Four Steps in Selecting the Right Tool for Accessibility Testing | TechWell

Four Steps in Selecting the Right Tool for Accessibility Testing

There are many tools for testing checkpoints across various Web Content Accessibility Guidelines. These tools differ in several ways, including functionalities (testing versus fixing), effectiveness, reliability, coverage across various guidelines, OS support, and cost. It is important to evaluate the quality of these tools, as they play a vital role in enabling an average web developer to create better websites.

One of the important phases in the accessibility testing lifecycle is identifying the right tool for doing the job. Standard evaluation methods will make it easier to compare different tools and would have a significant bearing on time, cost, and the quality of the final deliverables.

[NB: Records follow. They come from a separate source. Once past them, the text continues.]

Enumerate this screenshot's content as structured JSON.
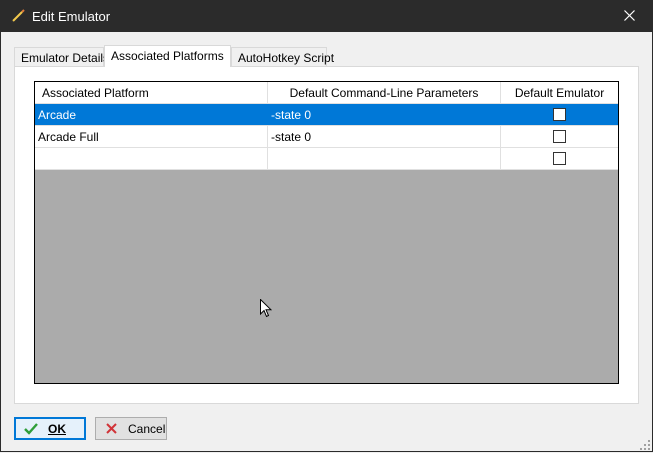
{
  "window": {
    "title": "Edit Emulator",
    "icon": "pencil-icon"
  },
  "tabs": [
    {
      "label": "Emulator Details",
      "active": false
    },
    {
      "label": "Associated Platforms",
      "active": true
    },
    {
      "label": "AutoHotkey Script",
      "active": false
    }
  ],
  "grid": {
    "columns": [
      "Associated Platform",
      "Default Command-Line Parameters",
      "Default Emulator"
    ],
    "rows": [
      {
        "platform": "Arcade",
        "params": "-state 0",
        "default": false,
        "selected": true
      },
      {
        "platform": "Arcade Full",
        "params": "-state 0",
        "default": false,
        "selected": false
      },
      {
        "platform": "",
        "params": "",
        "default": false,
        "selected": false
      }
    ]
  },
  "buttons": {
    "ok": {
      "label": "OK",
      "icon": "check-icon"
    },
    "cancel": {
      "label": "Cancel",
      "icon": "x-icon"
    }
  },
  "colors": {
    "titlebar": "#2b2b2b",
    "selection": "#0078d7",
    "grid_background": "#ababab"
  }
}
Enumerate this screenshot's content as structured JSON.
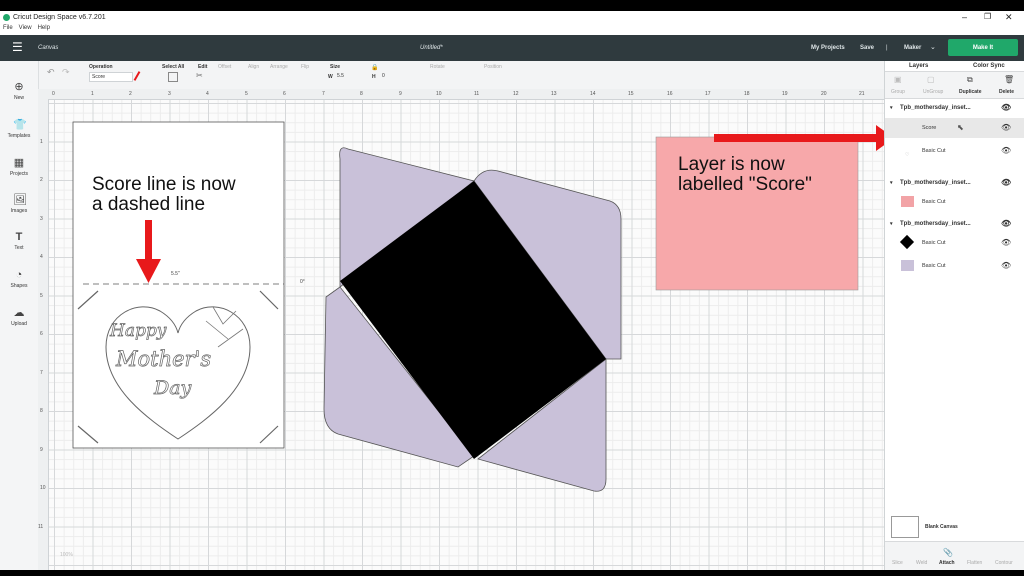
{
  "window": {
    "title": "Cricut Design Space  v6.7.201",
    "menu": [
      "File",
      "View",
      "Help"
    ]
  },
  "header": {
    "section": "Canvas",
    "doc_title": "Untitled*",
    "my_projects": "My Projects",
    "save": "Save",
    "divider": "|",
    "machine": "Maker",
    "make_it": "Make It"
  },
  "toolbar": {
    "operation_label": "Operation",
    "operation_value": "Score",
    "select_all": "Select All",
    "edit": "Edit",
    "offset": "Offset",
    "align": "Align",
    "arrange": "Arrange",
    "flip": "Flip",
    "size_label": "Size",
    "w_label": "W",
    "w_value": "5.5",
    "h_label": "H",
    "h_value": "0",
    "rotate": "Rotate",
    "position": "Position"
  },
  "sidebar": {
    "items": [
      "New",
      "Templates",
      "Projects",
      "Images",
      "Text",
      "Shapes",
      "Upload"
    ]
  },
  "ruler": {
    "h": [
      "0",
      "1",
      "2",
      "3",
      "4",
      "5",
      "6",
      "7",
      "8",
      "9",
      "10",
      "11",
      "12",
      "13",
      "14",
      "15",
      "16",
      "17",
      "18",
      "19",
      "20",
      "21"
    ],
    "v": [
      "1",
      "2",
      "3",
      "4",
      "5",
      "6",
      "7",
      "8",
      "9",
      "10",
      "11"
    ]
  },
  "canvas": {
    "card_text": [
      "Happy",
      "Mother's",
      "Day"
    ],
    "dim_label": "5.5\"",
    "zero_label": "0°",
    "callout_left": [
      "Score line is now",
      "a dashed line"
    ],
    "callout_right": [
      "Layer is now",
      "labelled \"Score\""
    ],
    "zoom": "100%"
  },
  "panel": {
    "tabs": [
      "Layers",
      "Color Sync"
    ],
    "actions": [
      "Group",
      "UnGroup",
      "Duplicate",
      "Delete"
    ],
    "groups": [
      {
        "name": "Tpb_mothersday_inset...",
        "rows": [
          {
            "name": "Score"
          },
          {
            "name": "Basic Cut"
          }
        ]
      },
      {
        "name": "Tpb_mothersday_inset...",
        "rows": [
          {
            "name": "Basic Cut"
          }
        ]
      },
      {
        "name": "Tpb_mothersday_inset...",
        "rows": [
          {
            "name": "Basic Cut"
          },
          {
            "name": "Basic Cut"
          }
        ]
      }
    ],
    "blank_canvas": "Blank Canvas",
    "bottom_actions": [
      "Slice",
      "Weld",
      "Attach",
      "Flatten",
      "Contour"
    ]
  },
  "colors": {
    "header": "#2f3a3e",
    "make": "#20a86a",
    "envelope": "#c9c1d9",
    "callout_box": "#f7a8aa",
    "arrow": "#e8191b",
    "swatch_pink": "#f2a3a6",
    "swatch_lilac": "#c9c1d9"
  }
}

Here are four steps to help in selecting the right accessibility tool.

1. Ask relevant questions.

I rarely find requirements for accessibility testing clearly mentioned or documented in projects. It is imperative to capture requirements, and I think the best way to do so is by having a questionnaire developed to assess actual needs. Questionnaires help educate the client in understanding the accessibility parameters and deciding on which guidelines or standards should be focused on.

2. Budget for accessibility.

There should be an overall budget for accessibility testing, with the cost split across each phase of the accessibility testing lifecycle. Among other things, it should be decided whether you can purchase a commercial tool if the need arises. Apart from the license cost, two other cost factors to keep in mind here are the need for special hardware and employing differently abled users during the test lifecycle.

3. Accessibility coverage

After analyzing answers from the client questionnaire, the coverage in terms of the WCAG or any other standards needs to be derived. Once you have the in-scope actions clearly defined, start evaluating the tool or tools that will satisfy all the checkpoints of your accessibility needs.

4. Operating systems coverage

In my opinion, the most important aspect when selecting a tool is the OS coverage. Accessibility tools available are classified by their OS coverage, so it’s important to understand the technology architecture of the application under test, different protocols involved, the database, etc.

The table below depicts the most widely used accessibility testing tools across various guidelines and operating systems. The table also indicates whether the tool is a licensed one or a commercial one.

Selecting the right tool plays an important role in the success of an accessibility testing project, so it is vital that a structured process is followed during the process of narrowing down the field to a particular tool. Keeping the above four steps in mind while planning your accessibility testing will result in business benefits in terms of time, cost, and quality.